Все будет много-много позже… А пока мы топтались у каланчи, будто угодили в чужую деревню и не знаем, куда идти. Дядя Ваня повел взглядом на вечернюю Юровку и не то мне, не то самому себе промолвил:

— Шпакурили-смеялись над дедушкой Максимом, когда перед конторой пел: «Летит снаряд чижолый, суршит, как ероплан. И кажный солдат думат, што ето будет нам»… А прав-то он оказался. Тюрьмой его стращали, если он после песни зачинал говорить: «Робятушки, не миновать вам ерманца, не миновать. Сердце чует: силы копит он супротив нас»…

На другой день после обеда отправились мы с Кольшей — старшим братом — на озеро Зарослое, куда уехал тятя рыбачить. Дорогой забыли о войне, и к озеру добрались вечером.
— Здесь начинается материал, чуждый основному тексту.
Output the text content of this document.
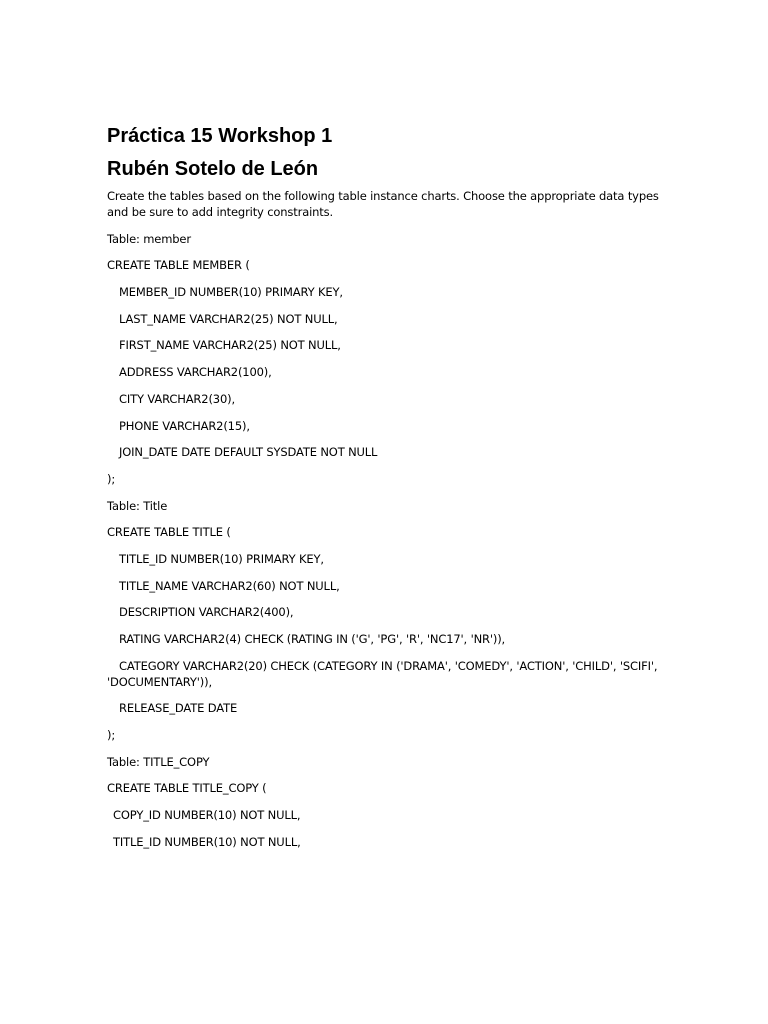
Práctica 15 Workshop 1
Rubén Sotelo de León
Create the tables based on the following table instance charts. Choose the appropriate data types and be sure to add integrity constraints.
Table: member
CREATE TABLE MEMBER (
MEMBER_ID NUMBER(10) PRIMARY KEY,
LAST_NAME VARCHAR2(25) NOT NULL,
FIRST_NAME VARCHAR2(25) NOT NULL,
ADDRESS VARCHAR2(100),
CITY VARCHAR2(30),
PHONE VARCHAR2(15),
JOIN_DATE DATE DEFAULT SYSDATE NOT NULL
);
Table: Title
CREATE TABLE TITLE (
TITLE_ID NUMBER(10) PRIMARY KEY,
TITLE_NAME VARCHAR2(60) NOT NULL,
DESCRIPTION VARCHAR2(400),
RATING VARCHAR2(4) CHECK (RATING IN ('G', 'PG', 'R', 'NC17', 'NR')),
CATEGORY VARCHAR2(20) CHECK (CATEGORY IN ('DRAMA', 'COMEDY', 'ACTION', 'CHILD', 'SCIFI', 'DOCUMENTARY')),
RELEASE_DATE DATE
);
Table: TITLE_COPY
CREATE TABLE TITLE_COPY (
COPY_ID NUMBER(10) NOT NULL,
TITLE_ID NUMBER(10) NOT NULL,
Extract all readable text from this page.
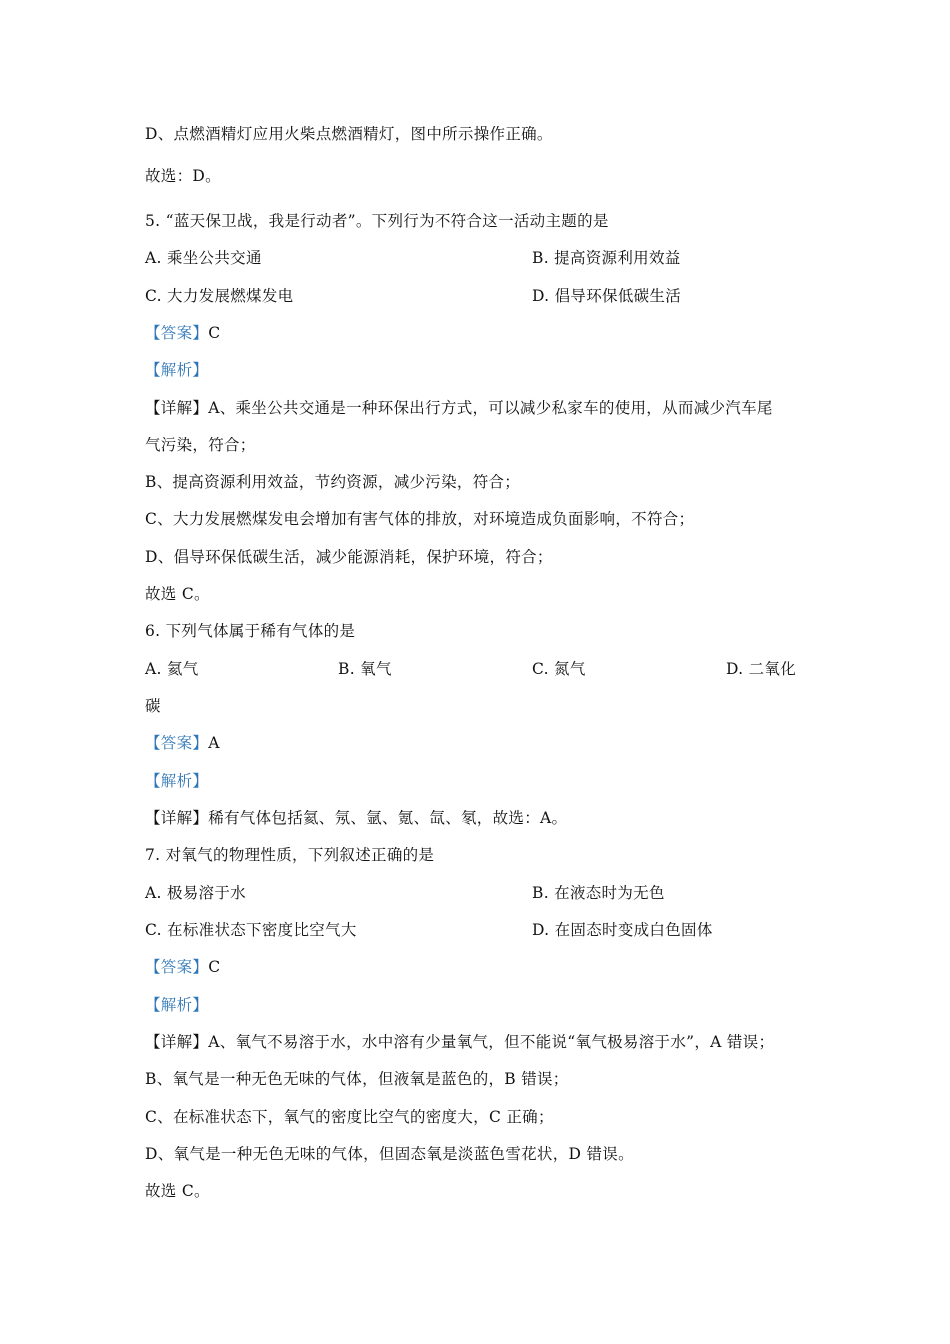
D、点燃酒精灯应用火柴点燃酒精灯，图中所示操作正确。
故选：D。
5. “蓝天保卫战，我是行动者”。下列行为不符合这一活动主题的是
A. 乘坐公共交通	B. 提高资源利用效益
C. 大力发展燃煤发电	D. 倡导环保低碳生活
【答案】C
【解析】
【详解】A、乘坐公共交通是一种环保出行方式，可以减少私家车的使用，从而减少汽车尾
气污染，符合；
B、提高资源利用效益，节约资源，减少污染，符合；
C、大力发展燃煤发电会增加有害气体的排放，对环境造成负面影响，不符合；
D、倡导环保低碳生活，减少能源消耗，保护环境，符合；
故选 C。
6. 下列气体属于稀有气体的是
A. 氦气	B. 氧气	C. 氮气	D. 二氧化
碳
【答案】A
【解析】
【详解】稀有气体包括氦、氖、氩、氪、氙、氡，故选：A。
7. 对氧气的物理性质，下列叙述正确的是
A. 极易溶于水	B. 在液态时为无色
C. 在标准状态下密度比空气大	D. 在固态时变成白色固体
【答案】C
【解析】
【详解】A、氧气不易溶于水，水中溶有少量氧气，但不能说“氧气极易溶于水”，A 错误；
B、氧气是一种无色无味的气体，但液氧是蓝色的，B 错误；
C、在标准状态下，氧气的密度比空气的密度大，C 正确；
D、氧气是一种无色无味的气体，但固态氧是淡蓝色雪花状，D 错误。
故选 C。
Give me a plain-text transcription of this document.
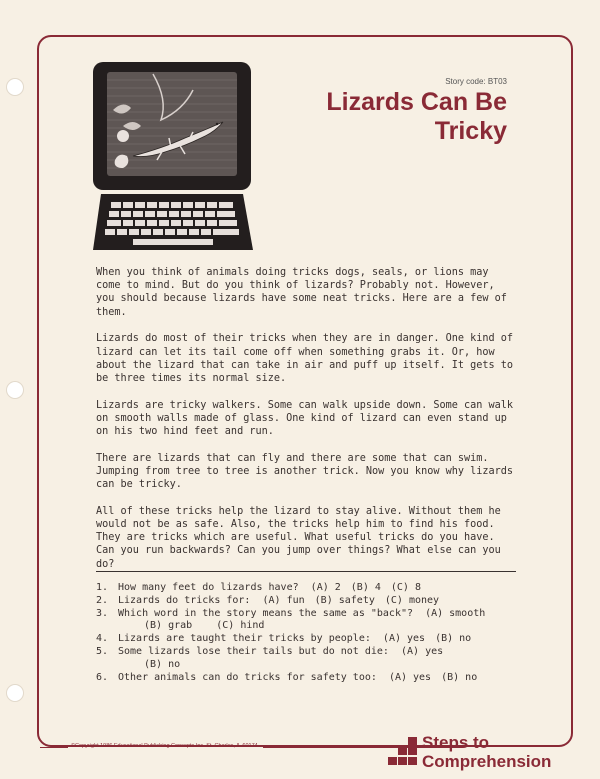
Story code: BT03
Lizards Can Be
Tricky

When you think of animals doing tricks dogs, seals, or lions may come to mind. But do you think of lizards? Probably not. However, you should because lizards have some neat tricks. Here are a few of them.

Lizards do most of their tricks when they are in danger. One kind of lizard can let its tail come off when something grabs it. Or, how about the lizard that can take in air and puff up itself. It gets to be three times its normal size.

Lizards are tricky walkers. Some can walk upside down. Some can walk on smooth walls made of glass. One kind of lizard can even stand up on his two hind feet and run.

There are lizards that can fly and there are some that can swim. Jumping from tree to tree is another trick. Now you know why lizards can be tricky.

All of these tricks help the lizard to stay alive. Without them he would not be as safe. Also, the tricks help him to find his food. They are tricks which are useful. What useful tricks do you have. Can you run backwards? Can you jump over things? What else can you do?

1. How many feet do lizards have? (A) 2 (B) 4 (C) 8
2. Lizards do tricks for: (A) fun (B) safety (C) money
3. Which word in the story means the same as "back"? (A) smooth
(B) grab    (C) hind
4. Lizards are taught their tricks by people: (A) yes (B) no
5. Some lizards lose their tails but do not die: (A) yes
(B) no
6. Other animals can do tricks for safety too: (A) yes (B) no
©Copyright 1986 Educational Publishing Concepts Inc. St. Charles, IL 60174	Steps to
Comprehension
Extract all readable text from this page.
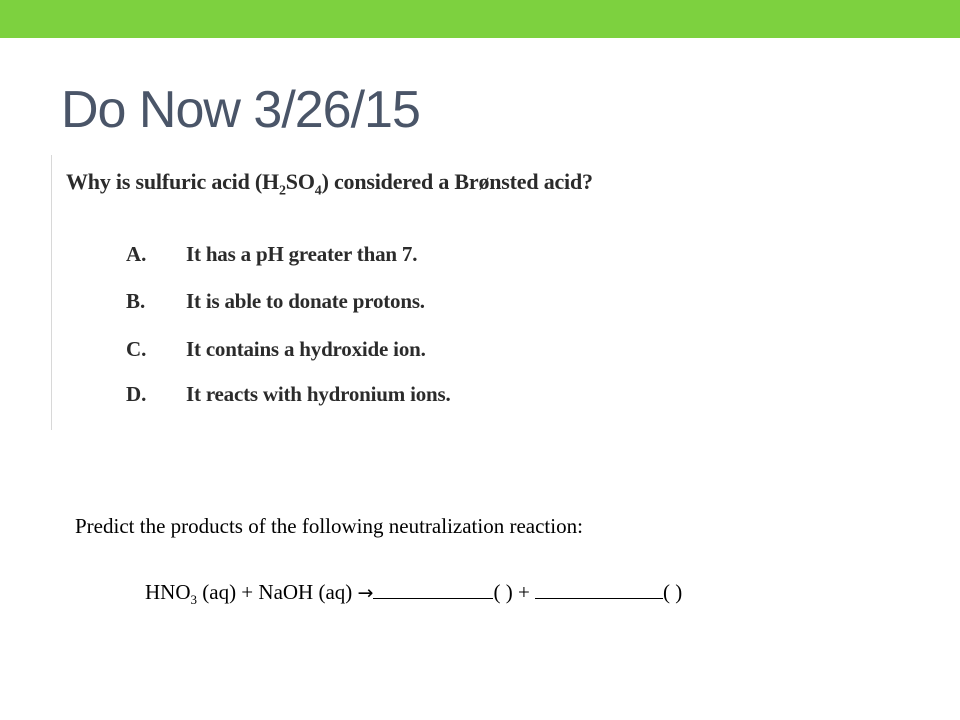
Do Now 3/26/15
Why is sulfuric acid $(H_2SO_4)$ considered a Brønsted acid?
A. It has a pH greater than 7.
B. It is able to donate protons.
C. It contains a hydroxide ion.
D. It reacts with hydronium ions.
Predict the products of the following neutralization reaction:
$HNO_3$ (aq) + NaOH (aq) →	( ) +	( )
У притона нашли телегу и сбрую под ней, а отца и мерина Седого не оказалось. Нашарили в корзине калач и печеные яйца, пожевали вприкуску с озерной водой.

Пока кровянистое солнце не утекло на запад за озеро, ловили корзинкой гольянов. А когда зачадили сумерки и затопило туманом низкую чашину Зарослого, нам стало уже не до игры и гольянов. Тятя не появлялся. И уж сколь раз поочередно залезали на сухую березу у притона, старались увидеть отца. Однако кроме камышей и воды с пятнами лопушника, ничего не разглядели — ни тяти, ни Седого…

Густо-синий вечер показался нам ночью. И пусть не вновь было очутиться на берегу озера, но когда засипели за пашней совы и залетали неслышно птицы, мы без уговору заревели.